Les gens se sont rendu compte que le rugby pratiqué par les femmes n’était pas un rugby bourrin
Sandrine a alors 34 ans et décide d’arrêter de jouer. Elle devient kiné, spécialité sport, dans un cabinet libéral. En parallèle elle entraîne les lignes arrières féminines au Stade Rennais, un club né cinq ans plus tôt. Elle ne coupe pas avec le rugby et a besoin de cette ambiance qui lui manque, même si c’est en salle de soins.
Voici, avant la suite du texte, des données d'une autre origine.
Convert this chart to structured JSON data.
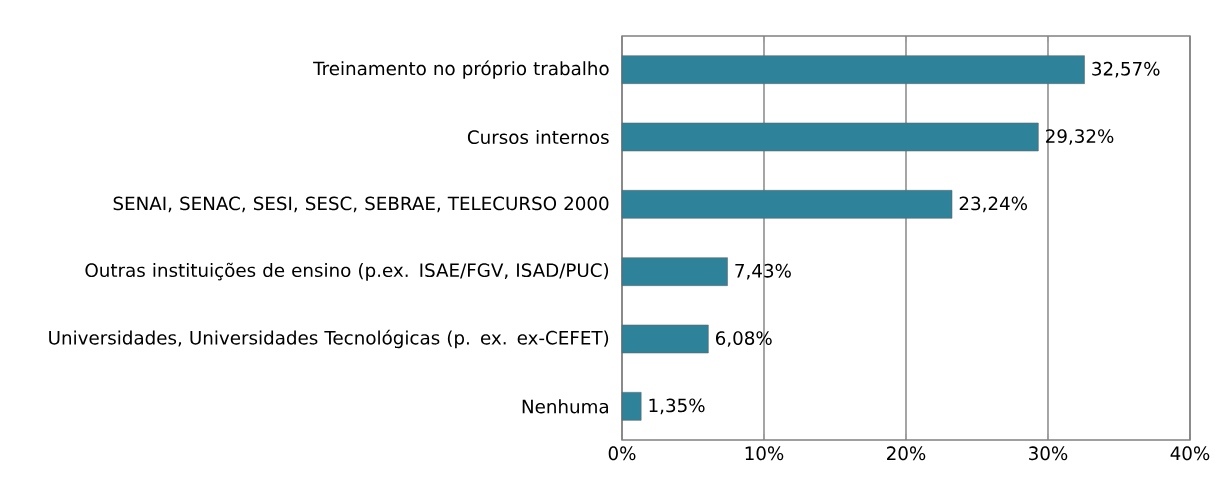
{
  "chart_data": {
    "type": "bar",
    "orientation": "horizontal",
    "categories": [
      "Treinamento no próprio trabalho",
      "Cursos internos",
      "SENAI, SENAC, SESI, SESC, SEBRAE, TELECURSO 2000",
      "Outras instituições de ensino (p.ex. ISAE/FGV, ISAD/PUC)",
      "Universidades, Universidades Tecnológicas (p. ex. ex-CEFET)",
      "Nenhuma"
    ],
    "values": [
      32.57,
      29.32,
      23.24,
      7.43,
      6.08,
      1.35
    ],
    "value_labels": [
      "32,57%",
      "29,32%",
      "23,24%",
      "7,43%",
      "6,08%",
      "1,35%"
    ],
    "color": "#2e8299",
    "xlim": [
      0,
      40
    ],
    "xticks": [
      {
        "value": 0,
        "label": "0%"
      },
      {
        "value": 10,
        "label": "10%"
      },
      {
        "value": 20,
        "label": "20%"
      },
      {
        "value": 30,
        "label": "30%"
      },
      {
        "value": 40,
        "label": "40%"
      }
    ],
    "grid": "x"
  }
}
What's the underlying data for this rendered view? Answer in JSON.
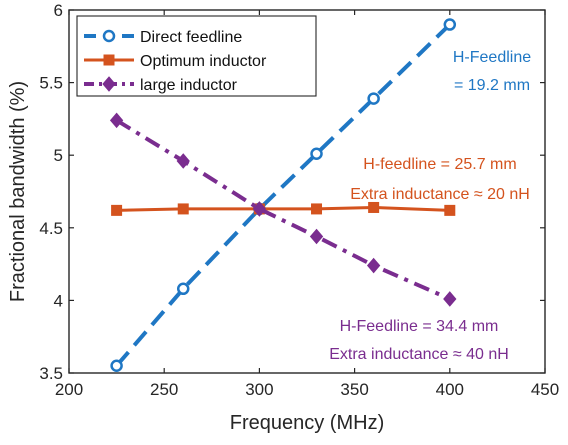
{
  "chart_data": {
    "type": "line",
    "title": "",
    "xlabel": "Frequency (MHz)",
    "ylabel": "Fractional bandwidth (%)",
    "xlim": [
      200,
      450
    ],
    "ylim": [
      3.5,
      6
    ],
    "xticks": [
      200,
      250,
      300,
      350,
      400,
      450
    ],
    "xtick_labels": [
      "200",
      "250",
      "300",
      "350",
      "400",
      "450"
    ],
    "yticks": [
      3.5,
      4,
      4.5,
      5,
      5.5,
      6
    ],
    "ytick_labels": [
      "3.5",
      "4",
      "4.5",
      "5",
      "5.5",
      "6"
    ],
    "grid": false,
    "legend_position": "top-left",
    "x": [
      225,
      260,
      300,
      330,
      360,
      400
    ],
    "series": [
      {
        "name": "Direct feedline",
        "values": [
          3.55,
          4.08,
          4.63,
          5.01,
          5.39,
          5.9
        ],
        "color": "#1f77c4",
        "line_style": "dashed",
        "marker": "circle"
      },
      {
        "name": "Optimum inductor",
        "values": [
          4.62,
          4.63,
          4.63,
          4.63,
          4.64,
          4.62
        ],
        "color": "#d4531e",
        "line_style": "solid",
        "marker": "square"
      },
      {
        "name": "large inductor",
        "values": [
          5.24,
          4.96,
          4.63,
          4.44,
          4.24,
          4.01
        ],
        "color": "#7a2d8f",
        "line_style": "dashdot",
        "marker": "diamond"
      }
    ],
    "annotations": [
      {
        "color": "#1f77c4",
        "lines": [
          "H-Feedline",
          "= 19.2 mm"
        ]
      },
      {
        "color": "#d4531e",
        "lines": [
          "H-feedline = 25.7 mm",
          "Extra inductance ≈ 20 nH"
        ]
      },
      {
        "color": "#7a2d8f",
        "lines": [
          "H-Feedline = 34.4 mm",
          "Extra inductance ≈ 40 nH"
        ]
      }
    ]
  }
}
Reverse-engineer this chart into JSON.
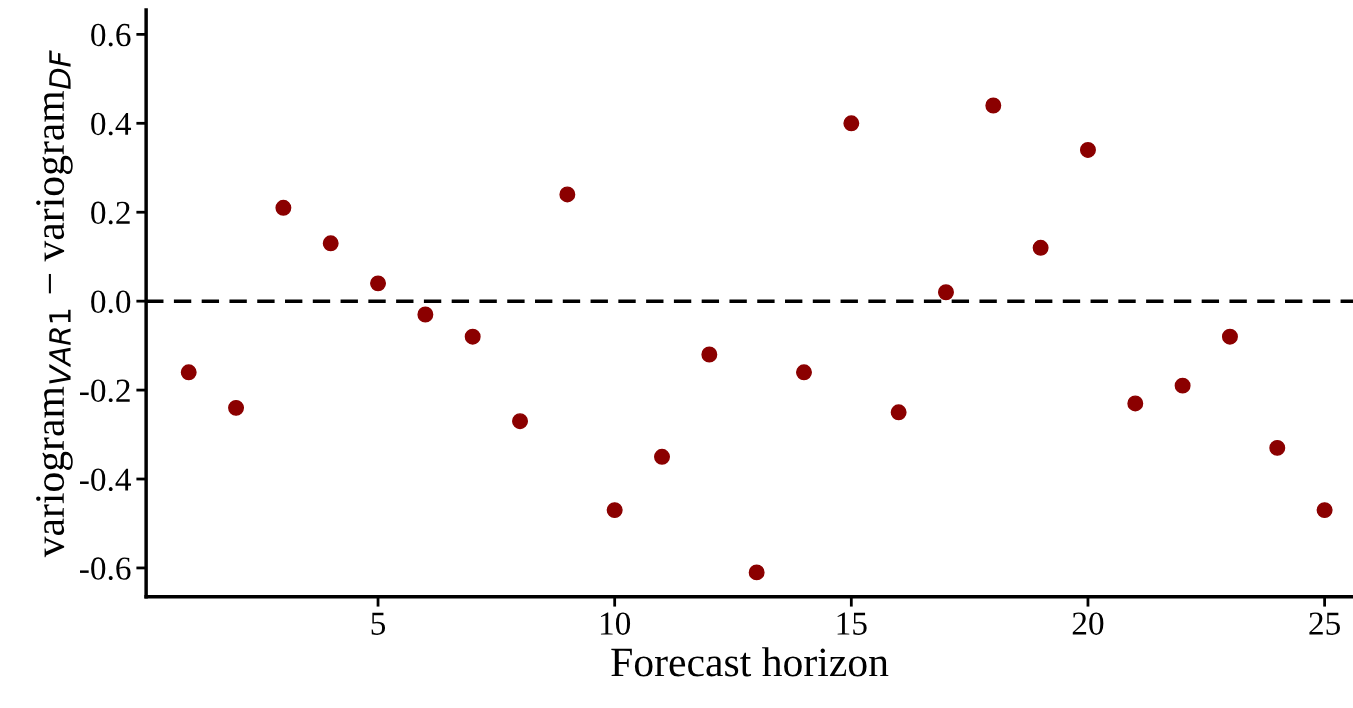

Elle accepte une opportunité avec l’équipe de France des moins de 18 ans à sept qu’elle accompagne jusqu’aux Jeux olympiques de la Jeunesse en Argentine en 2018 avant d’accepter l’offre d’Annick Hayraud de rejoindre l’équipe de France féminine en 2019.
En parallèle, elle est consultante à France Télévision, et officie comme kiné au Stade rennais et au RC Vannes (alors en Pro D2), avant de se laisser convaincre d’aller à Toulon en 2020.
Le Covid éclate mais elle reste. Une saison, puis deux, puis trois, puis quatre. Elle en profite pour reprendre le jeu pour quelques matchs avec le Rugby Club Toulon Provence Méditerranée en Élite féminine 2. Aujourd’hui, elle est plus impliquée que jamais avec le RCT.